Le débat sur la place et le rôle des assurances complémentaires est pour moi essentiel, parce que je crois de toutes mes forces au caractère irremplaçable de l’assurance maladie obligatoire, qui est la seule à être solidaire. Je comprends bien les craintes de déclassement, de dévalorisation de la médecine libérale. C’est de cela que nous devons parler, sereinement, avec les professionnels de santé. Mais imaginer que ces inquiétudes pourraient disparaître simplement parce que l’on supprimerait une mesure emblématique de ce texte, en l’espèce le tiers payant, c’est se tromper sur l’évolution attendue de notre système de santé, et c’est aussi se tromper dans le « diagnostic », si je puis dire, du malaise actuel.

Je fixerai prochainement les grandes orientations de la négociation de la nouvelle convention médicale. Avant de rédiger ces orientations et de les adresser à l’assurance maladie obligatoire, je rencontrerai les organisations syndicales pour faire le point avec elles. Cette convention abordera de nombreux sujets, mais il est bien clair, dans mon esprit, que le statu quo tarifaire n’est pas envisageable.

Mesdames et messieurs les députés, le travail parlementaire a permis d’avancer et de lever des malentendus. Il a aussi montré combien il y a urgence à agir pour moderniser notre système de santé, pour répondre aux attentes des Français.

Un récent rapport de l’OCDE a montré que la France est le pays où les performances du système de santé français sont les meilleures : nos concitoyens vivent longtemps, en bonne santé, et se soignent avec un reste à charge deux fois moins important que la moyenne des pays de l’OCDE. C’est cette excellence, cette spécificité, qu’il nous appartient de garantir durablement.

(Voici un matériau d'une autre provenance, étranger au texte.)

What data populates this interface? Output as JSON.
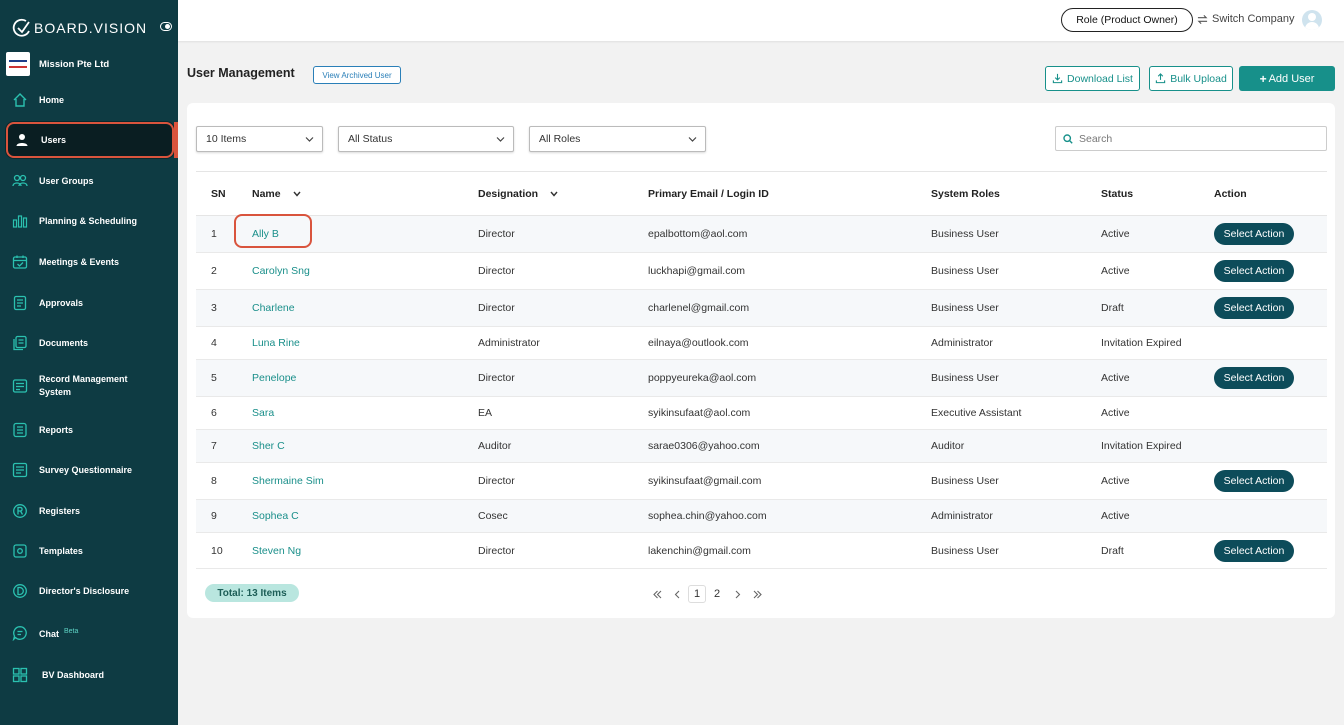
{
  "brand": {
    "name": "BOARD.VISION"
  },
  "company": {
    "name": "Mission Pte Ltd"
  },
  "nav": [
    {
      "label": "Home",
      "icon": "home-icon"
    },
    {
      "label": "Users",
      "icon": "user-icon",
      "active": true
    },
    {
      "label": "User Groups",
      "icon": "user-groups-icon"
    },
    {
      "label": "Planning & Scheduling",
      "icon": "chart-icon"
    },
    {
      "label": "Meetings & Events",
      "icon": "calendar-icon"
    },
    {
      "label": "Approvals",
      "icon": "document-icon"
    },
    {
      "label": "Documents",
      "icon": "documents-icon"
    },
    {
      "label": "Record Management",
      "label2": "System",
      "icon": "records-icon"
    },
    {
      "label": "Reports",
      "icon": "reports-icon"
    },
    {
      "label": "Survey Questionnaire",
      "icon": "survey-icon"
    },
    {
      "label": "Registers",
      "icon": "registered-icon"
    },
    {
      "label": "Templates",
      "icon": "templates-icon"
    },
    {
      "label": "Director's Disclosure",
      "icon": "disclosure-icon"
    },
    {
      "label": "Chat",
      "badge": "Beta",
      "icon": "chat-icon"
    },
    {
      "label": "BV Dashboard",
      "icon": "dashboard-icon"
    }
  ],
  "topbar": {
    "role": "Role (Product Owner)",
    "switch_company": "Switch Company"
  },
  "header": {
    "title": "User Management",
    "archived": "View Archived User",
    "download": "Download List",
    "bulk": "Bulk Upload",
    "add": "Add User"
  },
  "filters": {
    "items": "10 Items",
    "status": "All Status",
    "roles": "All Roles",
    "search_placeholder": "Search"
  },
  "table": {
    "headers": {
      "sn": "SN",
      "name": "Name",
      "designation": "Designation",
      "email": "Primary Email / Login ID",
      "roles": "System Roles",
      "status": "Status",
      "action": "Action"
    },
    "action_label": "Select Action",
    "rows": [
      {
        "sn": "1",
        "name": "Ally B",
        "designation": "Director",
        "email": "epalbottom@aol.com",
        "role": "Business User",
        "status": "Active",
        "action": true
      },
      {
        "sn": "2",
        "name": "Carolyn Sng",
        "designation": "Director",
        "email": "luckhapi@gmail.com",
        "role": "Business User",
        "status": "Active",
        "action": true
      },
      {
        "sn": "3",
        "name": "Charlene",
        "designation": "Director",
        "email": "charlenel@gmail.com",
        "role": "Business User",
        "status": "Draft",
        "action": true
      },
      {
        "sn": "4",
        "name": "Luna Rine",
        "designation": "Administrator",
        "email": "eilnaya@outlook.com",
        "role": "Administrator",
        "status": "Invitation Expired",
        "action": false
      },
      {
        "sn": "5",
        "name": "Penelope",
        "designation": "Director",
        "email": "poppyeureka@aol.com",
        "role": "Business User",
        "status": "Active",
        "action": true
      },
      {
        "sn": "6",
        "name": "Sara",
        "designation": "EA",
        "email": "syikinsufaat@aol.com",
        "role": "Executive Assistant",
        "status": "Active",
        "action": false
      },
      {
        "sn": "7",
        "name": "Sher C",
        "designation": "Auditor",
        "email": "sarae0306@yahoo.com",
        "role": "Auditor",
        "status": "Invitation Expired",
        "action": false
      },
      {
        "sn": "8",
        "name": "Shermaine Sim",
        "designation": "Director",
        "email": "syikinsufaat@gmail.com",
        "role": "Business User",
        "status": "Active",
        "action": true
      },
      {
        "sn": "9",
        "name": "Sophea C",
        "designation": "Cosec",
        "email": "sophea.chin@yahoo.com",
        "role": "Administrator",
        "status": "Active",
        "action": false
      },
      {
        "sn": "10",
        "name": "Steven Ng",
        "designation": "Director",
        "email": "lakenchin@gmail.com",
        "role": "Business User",
        "status": "Draft",
        "action": true
      }
    ]
  },
  "footer": {
    "total": "Total: 13 Items",
    "pages": [
      "1",
      "2"
    ],
    "current_page": "1"
  },
  "colors": {
    "sidebar": "#0e3b43",
    "accent": "#17908a",
    "highlight": "#d9543d",
    "action_button": "#0d4c5a"
  }
}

Mais ce rapport montre aussi que la France est confrontée, plus que d’autres pays, à des inégalités de santé, dues à la faiblesse historique de la prévention, à la consommation excessive de tabac et d’alcool, et à une organisation trop centrée sur l’hôpital et insuffisamment tournée vers la ville. Répondre à ces enjeux, protéger notre modèle social en l’adaptant aux défis de ce siècle, garantir à nos concitoyens une protection et un accès à des soins de qualité, c’est toute l’ambition de ce texte.